Follower Wonk: A Powerful, Free Twitter Tool
Recently I have been looking for an application that could show me follower overlap between two Twitter accounts. A number of uses came to mind for this feature, but the most pressing was around @free. While I knew that @universifree our student focused account had gotten followers beyond the @free audience, I didn’t have a way to easily measure this. My expectation was that I would have to pay for a product that did this.
I was quite surprised to find Follower Wonk, which not only shows you the overlap between two accounts, but actually will show this for three accounts. And best of all, it is free.
Follower Wonk breaks down these overlaps by raw numbers, individual users and a visually compelling Venn diagram. You can see an example of this when the three largest @free accounts are used as sources.
The more I use Follower Wonk, the more potential uses I am finding. The ability to profile accounts by triangulating interests is quite powerful, and I provide some example uses below. I also recorded a quick video that walks you through the process of using the app.
Potential uses for Follower Wonk’s Compare Users feature
Check for organic growth
Are you gaining any traction outside of your already existing network? Enter a few accounts either that you run or are related to you. Are your followers all coming from one place?
Determine overall audience reach
If you run multiple accounts by topic, you can use this app to determine what your overall reach is. This is made much easier as Follower Wonk lists all variations of followers without duplication.
Identify super users
If you maintain multiple accounts for business use, Follower Wonk can show you what people are following all three of your accounts.
Look for introductions
You know you can offer something valuable to someone, but you don’t have any way to contact them. Use Wonk to see who follows you and who is also followed by this individual. Depending on how close you are to the connecting individual, you can contact them and see if they have the type of relationship that could lead to an introduction.
Recruit potential employees
You could look at three accounts to create a more targeted list.
Use:
- Your followers.
- Followers of a poplar job account (either national or in your area).
- Pick an industry leading account in your field. If you think that Twitter account X best alligns with the the values and skills that you want a potential employee to have, choose it.
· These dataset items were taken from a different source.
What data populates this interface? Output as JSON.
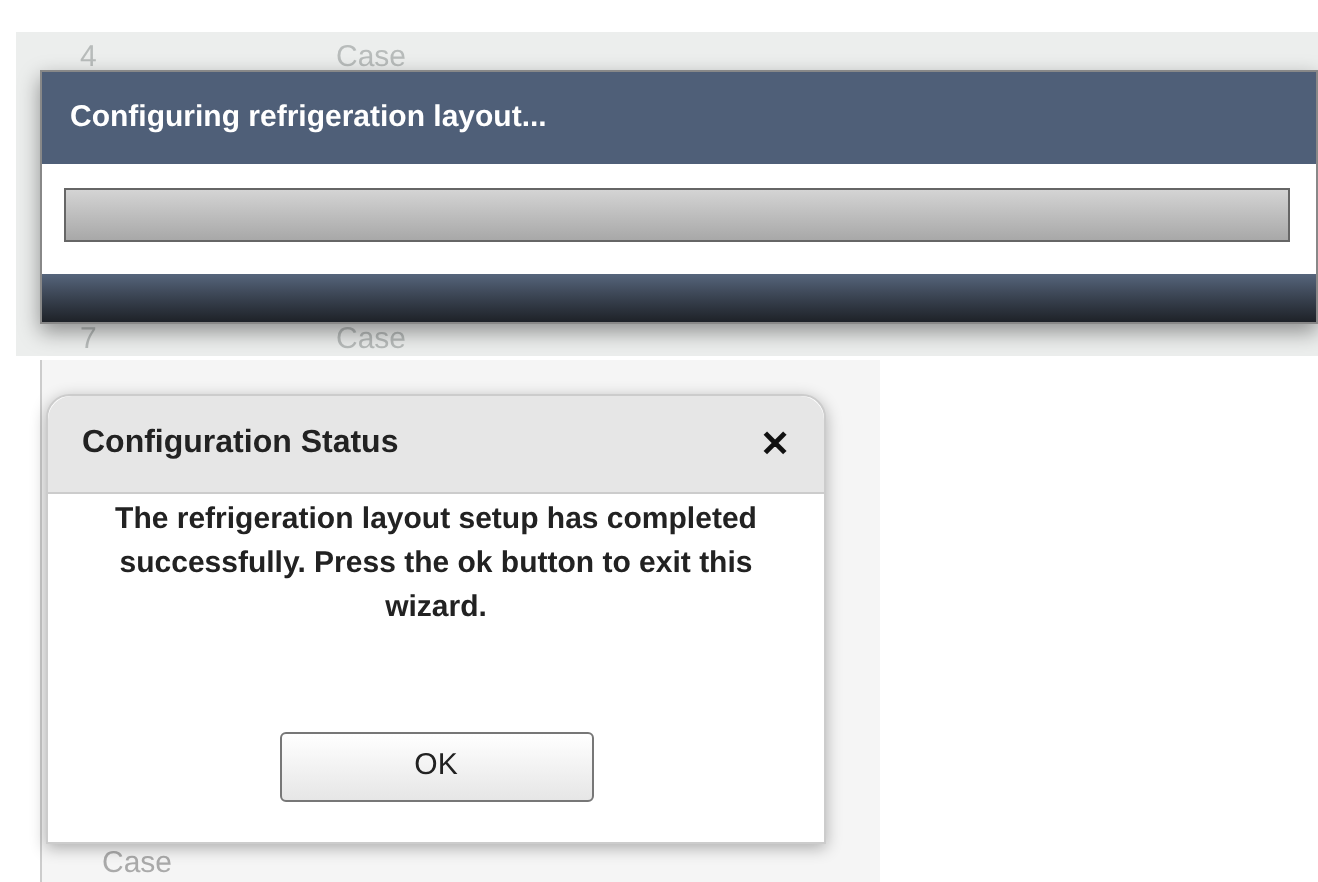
{
  "background_top": {
    "rows": [
      {
        "number": "4",
        "type": "Case"
      },
      {
        "number": "7",
        "type": "Case"
      }
    ]
  },
  "progress_dialog": {
    "title": "Configuring refrigeration layout...",
    "progress": {
      "level": 1
    }
  },
  "background_bottom": {
    "rows": [
      {
        "type": "Case"
      }
    ]
  },
  "status_dialog": {
    "title": "Configuration Status",
    "close": "✕",
    "message": "The refrigeration layout setup has completed successfully. Press the ok button to exit this wizard.",
    "buttons": [
      "OK"
    ]
  }
}
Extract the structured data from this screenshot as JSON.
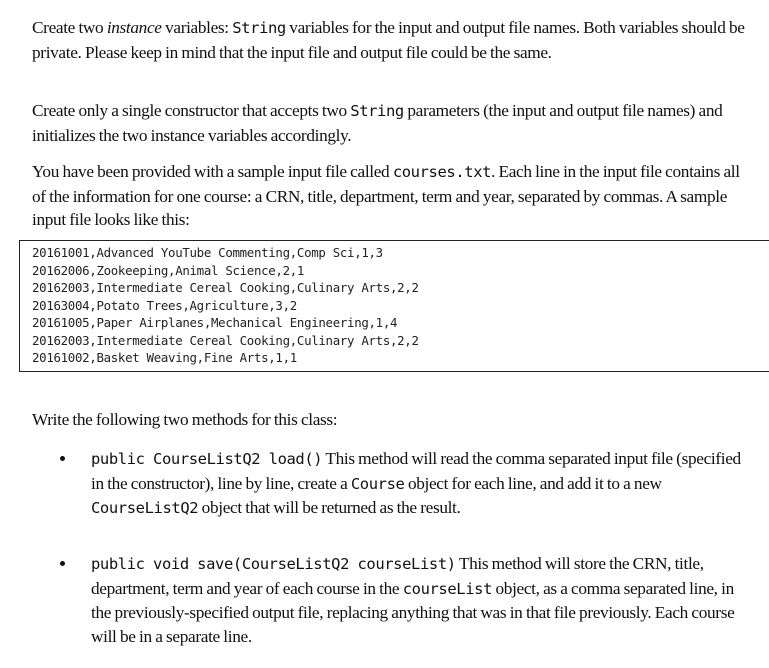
{
  "paragraphs": {
    "instance_vars": {
      "t1": "Create two ",
      "t2": "instance",
      "t3": " variables: ",
      "code1": "String",
      "t4": " variables for the input and output file names. Both variables should be private. Please keep in mind that the input file and output file could be the same."
    },
    "constructor": {
      "t1": "Create only a single constructor that accepts two ",
      "code1": "String",
      "t2": " parameters (the input and output file names) and initializes the two instance variables accordingly."
    },
    "sample": {
      "t1": "You have been provided with a sample input file called ",
      "code1": "courses.txt",
      "t2": ". Each line in the input file contains all of the information for one course: a CRN, title, department, term and year, separated by commas. A sample input file looks like this:"
    },
    "methods_intro": "Write the following two methods for this class:"
  },
  "sample_file_lines": [
    "20161001,Advanced YouTube Commenting,Comp Sci,1,3",
    "20162006,Zookeeping,Animal Science,2,1",
    "20162003,Intermediate Cereal Cooking,Culinary Arts,2,2",
    "20163004,Potato Trees,Agriculture,3,2",
    "20161005,Paper Airplanes,Mechanical Engineering,1,4",
    "20162003,Intermediate Cereal Cooking,Culinary Arts,2,2",
    "20161002,Basket Weaving,Fine Arts,1,1"
  ],
  "methods": [
    {
      "signature": "public CourseListQ2 load()",
      "t1": " This method will read the comma separated input file (specified in the constructor), line by line, create a ",
      "code1": "Course",
      "t2": " object for each line, and add it to a new ",
      "code2": "CourseListQ2",
      "t3": " object that will be returned as the result."
    },
    {
      "signature": "public void save(CourseListQ2 courseList)",
      "t1": " This method will store the CRN, title, department, term and year of each course in the ",
      "code1": "courseList",
      "t2": " object, as a comma separated line, in the previously-specified output file, replacing anything that was in that file previously. Each course will be in a separate line."
    }
  ]
}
Now you have narrowed your search down to people who are interested enough to follow you, are following a job account (may be looking), and who appreciate a certain industry approach enough to follow an account.
Certainly anyone can follow any account, but the ability to essentially use Twitter follows as signal and then combine those three signals to segment is rather impressive.
Profiling Tool
This really can be a profiling tool, and as such it potentially has negative connotations. As with anything powerful someone else has likely automated the process and it is selling it, so try messing around with this app to understand what type of profiling is possible.
Useful, Functional & Free
Follower Wonk adds to its usefulness by creating specific results and then also ranking them using their “Wonk Score” (sort of like Klout). From limited use and spot checking, I can confirm that the score is relevant.
I should note that I only covered the account comparison feature of this product. They have gotten excellent reviews for their other features (see this Hubspot article).
Follower Wonk is free to use. They operate under a freemium model where you receive a certain number of credits to use when doing searches, but those credits are refreshed every two hours. They also have some added features that you can get by upgrading. I haven’t upgraded, and I find their free version very useful. If you end up trying Follower Wonk and find an interesting use for it, I would love to hear about it.